Finora solo il primo strumento (il prestito) è stato utilizzato e su
questo la riforma non prevede alcuna novità.
Per quanto riguarda le linee di credito, da un lato la riforma rende più precisa e cogente la cosiddetta “condizionalità ex-ante” per accedere a un primo tipo di linea di credito (Precautionary conditioned credit line – Pccl). Dovranno essere rispettati i paletti posti dalle regole europee di finanza pubblica, tra cui: rapporto deficit/Pil sotto il 3 per cento, rapporto debito/Pil sotto il 60 per cento o in avvicinamento a questo livello, saldo strutturale al di sopra di un minimo prestabilito.
D’altro
canto, la riforma elimina la cosiddetta “condizionalità ex-post” su
questa linea di credito: non sarà più necessario concordare un Memorandum of understanding
(Mou) contenente condizioni di aggiustamento fiscale e macroeconomico
per l’ottenimento dei prestiti (come avvenuto per esempio nel caso
greco). Sarà sufficiente una lettera di intenti, nella
quale il paese interessato dovrà indicare come intende soddisfare i
criteri di ammissibilità; la coerenza di questa lettera con le regole e
le procedure fiscali europee sarà valutata dalla Commissione europea.

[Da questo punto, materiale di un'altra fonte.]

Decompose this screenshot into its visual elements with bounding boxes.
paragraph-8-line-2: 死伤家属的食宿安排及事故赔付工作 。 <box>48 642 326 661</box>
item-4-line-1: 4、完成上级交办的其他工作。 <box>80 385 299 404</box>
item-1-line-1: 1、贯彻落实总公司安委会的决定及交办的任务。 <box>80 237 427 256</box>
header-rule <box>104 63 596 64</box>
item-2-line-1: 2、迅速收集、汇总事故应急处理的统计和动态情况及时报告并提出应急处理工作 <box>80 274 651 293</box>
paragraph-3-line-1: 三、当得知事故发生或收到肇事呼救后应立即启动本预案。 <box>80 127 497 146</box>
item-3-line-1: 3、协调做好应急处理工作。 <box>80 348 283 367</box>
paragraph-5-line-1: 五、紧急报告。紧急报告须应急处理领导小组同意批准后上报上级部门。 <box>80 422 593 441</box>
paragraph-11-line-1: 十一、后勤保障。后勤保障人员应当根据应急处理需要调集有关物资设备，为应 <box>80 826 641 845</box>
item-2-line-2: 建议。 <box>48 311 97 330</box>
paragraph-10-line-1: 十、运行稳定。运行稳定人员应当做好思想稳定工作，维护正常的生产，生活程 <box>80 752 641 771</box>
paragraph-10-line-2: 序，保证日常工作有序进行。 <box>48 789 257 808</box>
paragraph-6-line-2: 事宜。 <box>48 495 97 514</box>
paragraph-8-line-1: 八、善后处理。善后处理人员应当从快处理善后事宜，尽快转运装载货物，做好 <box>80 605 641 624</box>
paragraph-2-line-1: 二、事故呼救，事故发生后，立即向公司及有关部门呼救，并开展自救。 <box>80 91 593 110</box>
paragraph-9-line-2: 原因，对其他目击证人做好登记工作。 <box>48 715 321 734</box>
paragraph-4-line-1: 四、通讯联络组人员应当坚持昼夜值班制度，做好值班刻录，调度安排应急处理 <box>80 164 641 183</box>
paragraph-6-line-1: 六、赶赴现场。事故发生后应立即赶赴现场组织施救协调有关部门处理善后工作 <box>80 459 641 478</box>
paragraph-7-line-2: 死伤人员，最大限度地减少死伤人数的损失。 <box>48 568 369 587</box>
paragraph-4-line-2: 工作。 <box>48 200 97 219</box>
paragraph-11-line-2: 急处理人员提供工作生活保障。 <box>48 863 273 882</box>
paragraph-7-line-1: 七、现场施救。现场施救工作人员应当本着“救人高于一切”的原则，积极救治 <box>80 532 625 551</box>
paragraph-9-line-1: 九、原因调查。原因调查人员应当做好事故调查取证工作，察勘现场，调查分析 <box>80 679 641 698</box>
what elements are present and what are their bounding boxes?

In ogni caso, se anche un paese non soddisfi alcuni paletti posti dalle regole fiscali europee, potrà comunque accedere a un secondo tipo di linea di credito (Enhanced conditions credit line – Eccl), ma in questo caso occorrerà la firma di un Memorandum of understanding.

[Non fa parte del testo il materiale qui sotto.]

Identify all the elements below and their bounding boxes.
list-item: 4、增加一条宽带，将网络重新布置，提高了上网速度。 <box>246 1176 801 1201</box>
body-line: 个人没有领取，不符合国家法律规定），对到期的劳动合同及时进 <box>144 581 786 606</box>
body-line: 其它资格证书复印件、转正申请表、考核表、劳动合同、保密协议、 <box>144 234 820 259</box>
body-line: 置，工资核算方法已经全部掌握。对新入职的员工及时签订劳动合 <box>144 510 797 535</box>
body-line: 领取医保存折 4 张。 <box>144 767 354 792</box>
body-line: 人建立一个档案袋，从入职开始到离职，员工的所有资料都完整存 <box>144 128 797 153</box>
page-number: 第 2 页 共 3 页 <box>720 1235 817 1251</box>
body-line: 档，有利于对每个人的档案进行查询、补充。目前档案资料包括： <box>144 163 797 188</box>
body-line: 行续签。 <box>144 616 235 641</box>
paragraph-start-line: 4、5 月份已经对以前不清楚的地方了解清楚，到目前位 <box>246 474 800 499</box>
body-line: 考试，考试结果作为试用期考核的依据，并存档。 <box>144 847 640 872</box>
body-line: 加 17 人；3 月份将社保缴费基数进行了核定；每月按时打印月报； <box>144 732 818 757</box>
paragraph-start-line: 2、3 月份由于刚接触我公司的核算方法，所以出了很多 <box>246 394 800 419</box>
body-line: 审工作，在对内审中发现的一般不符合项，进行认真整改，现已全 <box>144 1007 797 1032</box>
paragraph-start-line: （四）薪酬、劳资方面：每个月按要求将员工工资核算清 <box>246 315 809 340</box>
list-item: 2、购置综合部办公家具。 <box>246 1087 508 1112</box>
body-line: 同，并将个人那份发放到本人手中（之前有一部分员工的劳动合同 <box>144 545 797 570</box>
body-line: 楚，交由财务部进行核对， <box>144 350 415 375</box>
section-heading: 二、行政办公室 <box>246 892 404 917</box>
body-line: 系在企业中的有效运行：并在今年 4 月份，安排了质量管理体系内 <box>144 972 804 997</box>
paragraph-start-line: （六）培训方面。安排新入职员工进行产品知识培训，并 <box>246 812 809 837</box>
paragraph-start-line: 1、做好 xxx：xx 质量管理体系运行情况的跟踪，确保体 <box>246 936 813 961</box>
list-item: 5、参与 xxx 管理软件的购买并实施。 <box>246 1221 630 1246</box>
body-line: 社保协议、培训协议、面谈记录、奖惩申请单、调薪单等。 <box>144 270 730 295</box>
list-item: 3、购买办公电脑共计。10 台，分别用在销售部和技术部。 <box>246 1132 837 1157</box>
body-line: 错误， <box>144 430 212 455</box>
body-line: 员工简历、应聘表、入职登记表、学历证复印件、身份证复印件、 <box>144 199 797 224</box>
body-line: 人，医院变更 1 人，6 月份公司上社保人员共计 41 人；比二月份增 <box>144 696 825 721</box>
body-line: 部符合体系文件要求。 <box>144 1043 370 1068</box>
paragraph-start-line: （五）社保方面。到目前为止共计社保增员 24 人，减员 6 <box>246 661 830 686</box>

La riforma imporrà la ristrutturazione del debito pubblico?
No. Non si prevede alcun nesso automatico tra richiesta di assistenza finanziaria al Mes e ristrutturazione del debito pubblico. Quello che avverrà, ma è già previsto dalle regole attuali, è che vi sarà un’analisi di sostenibilità del debito
del paese che fa richiesta di assistenza. In sostanza si valuta se,
grazie agli aiuti europei e alle misure concordate, un paese sarà in
grado di riportare il rapporto tra debito pubblico e Pil su una
traiettoria discendente, tale da scongiurare una futura insolvenza. Se
questa valutazione desse un esito negativo, prima di accordare il
prestito si dovrebbe procedere a una ristrutturazione del debito,
imponendo dunque dei costi ai detentori dei titoli: taglio del valore
delle obbligazioni e/o degli interessi, allungamento delle scadenze di
rimborso. La novità rispetto alla situazione attuale è un maggiore
coinvolgimento del Mes nella analisi di sostenibilità, attualmente
affidata alla Commissione e alla Banca centrale europea (ed
eventualmente al Fondo monetario internazionale).

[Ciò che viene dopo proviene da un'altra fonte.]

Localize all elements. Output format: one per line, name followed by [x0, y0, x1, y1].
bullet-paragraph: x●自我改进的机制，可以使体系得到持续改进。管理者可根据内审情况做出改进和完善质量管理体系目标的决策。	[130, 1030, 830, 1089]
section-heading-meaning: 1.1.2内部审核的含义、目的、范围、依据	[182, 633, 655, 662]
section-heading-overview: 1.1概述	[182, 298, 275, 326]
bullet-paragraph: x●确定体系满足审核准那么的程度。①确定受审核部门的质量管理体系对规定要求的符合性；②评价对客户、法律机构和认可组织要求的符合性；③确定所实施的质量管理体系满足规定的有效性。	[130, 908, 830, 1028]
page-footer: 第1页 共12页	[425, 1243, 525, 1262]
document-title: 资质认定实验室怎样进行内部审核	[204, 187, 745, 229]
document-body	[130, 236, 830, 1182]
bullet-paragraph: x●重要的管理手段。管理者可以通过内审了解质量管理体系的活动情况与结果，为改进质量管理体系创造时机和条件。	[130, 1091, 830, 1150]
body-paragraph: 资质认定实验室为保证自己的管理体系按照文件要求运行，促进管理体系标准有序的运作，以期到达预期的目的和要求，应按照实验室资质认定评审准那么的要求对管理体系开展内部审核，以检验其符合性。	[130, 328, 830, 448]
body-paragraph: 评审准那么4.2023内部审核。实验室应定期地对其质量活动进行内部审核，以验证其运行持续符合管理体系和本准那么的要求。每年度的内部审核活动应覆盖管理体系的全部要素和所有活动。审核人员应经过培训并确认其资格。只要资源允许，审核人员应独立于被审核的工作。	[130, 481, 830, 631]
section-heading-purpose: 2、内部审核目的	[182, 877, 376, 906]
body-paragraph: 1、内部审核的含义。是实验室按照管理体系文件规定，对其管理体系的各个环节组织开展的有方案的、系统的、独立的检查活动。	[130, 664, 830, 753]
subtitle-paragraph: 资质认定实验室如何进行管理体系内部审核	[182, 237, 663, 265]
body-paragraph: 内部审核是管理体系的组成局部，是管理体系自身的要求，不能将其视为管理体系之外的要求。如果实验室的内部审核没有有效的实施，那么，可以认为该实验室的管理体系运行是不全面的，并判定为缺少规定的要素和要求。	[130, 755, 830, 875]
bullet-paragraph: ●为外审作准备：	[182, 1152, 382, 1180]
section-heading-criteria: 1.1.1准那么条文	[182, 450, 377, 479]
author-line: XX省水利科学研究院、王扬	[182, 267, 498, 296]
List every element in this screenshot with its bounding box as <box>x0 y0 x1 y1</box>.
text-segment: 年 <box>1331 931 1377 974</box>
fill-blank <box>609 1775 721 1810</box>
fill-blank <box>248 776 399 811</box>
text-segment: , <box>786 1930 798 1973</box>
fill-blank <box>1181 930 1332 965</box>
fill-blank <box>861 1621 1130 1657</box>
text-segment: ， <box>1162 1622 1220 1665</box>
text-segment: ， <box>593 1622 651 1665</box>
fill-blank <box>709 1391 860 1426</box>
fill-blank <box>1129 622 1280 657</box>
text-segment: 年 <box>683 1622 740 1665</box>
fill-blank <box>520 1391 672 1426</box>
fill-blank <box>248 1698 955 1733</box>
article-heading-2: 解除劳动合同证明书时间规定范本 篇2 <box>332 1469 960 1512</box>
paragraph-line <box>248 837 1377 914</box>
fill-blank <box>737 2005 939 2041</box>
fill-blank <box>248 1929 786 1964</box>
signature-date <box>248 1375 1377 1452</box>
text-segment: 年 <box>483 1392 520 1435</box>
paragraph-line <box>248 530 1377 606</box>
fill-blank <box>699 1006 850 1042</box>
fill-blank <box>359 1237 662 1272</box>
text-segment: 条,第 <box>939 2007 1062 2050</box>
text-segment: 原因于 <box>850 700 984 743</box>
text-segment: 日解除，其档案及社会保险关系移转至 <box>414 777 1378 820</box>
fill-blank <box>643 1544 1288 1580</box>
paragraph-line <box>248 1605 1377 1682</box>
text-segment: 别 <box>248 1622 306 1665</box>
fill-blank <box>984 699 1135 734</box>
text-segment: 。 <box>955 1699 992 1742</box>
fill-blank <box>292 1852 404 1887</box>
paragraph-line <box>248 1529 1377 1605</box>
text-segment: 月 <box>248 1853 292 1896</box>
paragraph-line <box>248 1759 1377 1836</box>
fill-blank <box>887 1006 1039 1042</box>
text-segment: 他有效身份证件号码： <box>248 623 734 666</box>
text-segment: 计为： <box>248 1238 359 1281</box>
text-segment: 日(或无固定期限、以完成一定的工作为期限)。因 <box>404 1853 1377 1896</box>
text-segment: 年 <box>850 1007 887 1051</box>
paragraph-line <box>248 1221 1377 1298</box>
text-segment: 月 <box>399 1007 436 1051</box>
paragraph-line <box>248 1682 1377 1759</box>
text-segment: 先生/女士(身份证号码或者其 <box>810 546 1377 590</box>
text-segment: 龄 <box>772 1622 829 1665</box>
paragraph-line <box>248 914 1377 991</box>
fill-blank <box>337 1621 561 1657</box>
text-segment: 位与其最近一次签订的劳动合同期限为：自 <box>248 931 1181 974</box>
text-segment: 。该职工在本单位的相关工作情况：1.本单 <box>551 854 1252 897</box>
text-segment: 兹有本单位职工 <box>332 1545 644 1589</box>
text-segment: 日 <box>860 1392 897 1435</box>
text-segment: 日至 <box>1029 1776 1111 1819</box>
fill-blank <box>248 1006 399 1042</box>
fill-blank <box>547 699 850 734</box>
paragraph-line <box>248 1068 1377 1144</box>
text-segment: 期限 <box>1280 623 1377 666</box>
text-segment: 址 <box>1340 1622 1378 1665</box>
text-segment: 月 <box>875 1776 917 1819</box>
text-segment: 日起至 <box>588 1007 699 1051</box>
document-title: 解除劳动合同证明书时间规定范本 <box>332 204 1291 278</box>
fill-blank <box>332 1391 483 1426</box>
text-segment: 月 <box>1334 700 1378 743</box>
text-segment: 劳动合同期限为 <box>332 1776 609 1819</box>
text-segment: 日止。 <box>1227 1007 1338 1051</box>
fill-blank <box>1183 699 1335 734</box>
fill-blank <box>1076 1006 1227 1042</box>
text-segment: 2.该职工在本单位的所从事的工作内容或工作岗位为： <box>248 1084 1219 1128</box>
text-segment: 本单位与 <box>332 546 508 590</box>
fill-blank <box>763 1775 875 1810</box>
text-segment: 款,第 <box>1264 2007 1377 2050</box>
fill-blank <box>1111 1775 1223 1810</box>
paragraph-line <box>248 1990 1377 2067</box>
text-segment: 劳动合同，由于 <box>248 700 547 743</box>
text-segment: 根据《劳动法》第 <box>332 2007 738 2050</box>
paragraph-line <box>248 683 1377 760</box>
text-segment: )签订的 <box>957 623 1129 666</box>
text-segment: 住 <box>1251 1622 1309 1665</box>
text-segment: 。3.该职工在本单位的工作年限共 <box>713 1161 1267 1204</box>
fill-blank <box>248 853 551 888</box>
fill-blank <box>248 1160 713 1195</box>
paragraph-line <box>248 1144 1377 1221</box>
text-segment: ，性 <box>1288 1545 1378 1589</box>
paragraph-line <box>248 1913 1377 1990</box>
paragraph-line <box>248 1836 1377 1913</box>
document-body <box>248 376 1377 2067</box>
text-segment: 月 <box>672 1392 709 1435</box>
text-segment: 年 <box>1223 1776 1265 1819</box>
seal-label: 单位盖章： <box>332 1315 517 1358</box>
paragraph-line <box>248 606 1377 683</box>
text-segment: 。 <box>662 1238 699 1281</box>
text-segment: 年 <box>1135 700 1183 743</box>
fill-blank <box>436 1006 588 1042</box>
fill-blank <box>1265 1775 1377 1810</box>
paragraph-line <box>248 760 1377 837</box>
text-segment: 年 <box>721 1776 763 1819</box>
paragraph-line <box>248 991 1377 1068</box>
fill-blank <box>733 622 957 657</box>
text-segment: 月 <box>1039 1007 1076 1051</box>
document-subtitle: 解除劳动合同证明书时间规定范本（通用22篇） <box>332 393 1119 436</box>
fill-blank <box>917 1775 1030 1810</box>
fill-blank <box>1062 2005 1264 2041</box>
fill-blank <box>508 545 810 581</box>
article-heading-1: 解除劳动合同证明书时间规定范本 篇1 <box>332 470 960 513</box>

Qui potrebbe inserirsi un aspetto critico, dovuto alla diversa governance politica del Mes, che è una istituzione intergovernativa: nel suo Board of governors siedono
i ministri delle finanze dei paesi membri. La preoccupazione è che la
valutazione affidata ai paesi creditori possa essere più severa di
quella della Commissione, che riflette invece un punto di vista europeo.
Ma c’è da domandarsi quanto in pratica ci sia differenza. Le risorse
del Mes sono soldi dei Paesi membri ed
è già previsto che ciascuno di questi debba approvare il finanziamento
perché questo avvenga, in qualche caso anche coinvolgendo i propri
Parlamenti.
Cosa cambia per le Clausole di azione collettiva?
Un aspetto tecnico rilevante della proposta di riforma è l’introduzione delle cosiddette single-limb
Cac (Clausole di azione collettiva) per i titoli di debito emessi in
futuro. Per procedere alla ristrutturazione del debito tramite un accordo con i creditori privati (il cosiddetto private sector involvement)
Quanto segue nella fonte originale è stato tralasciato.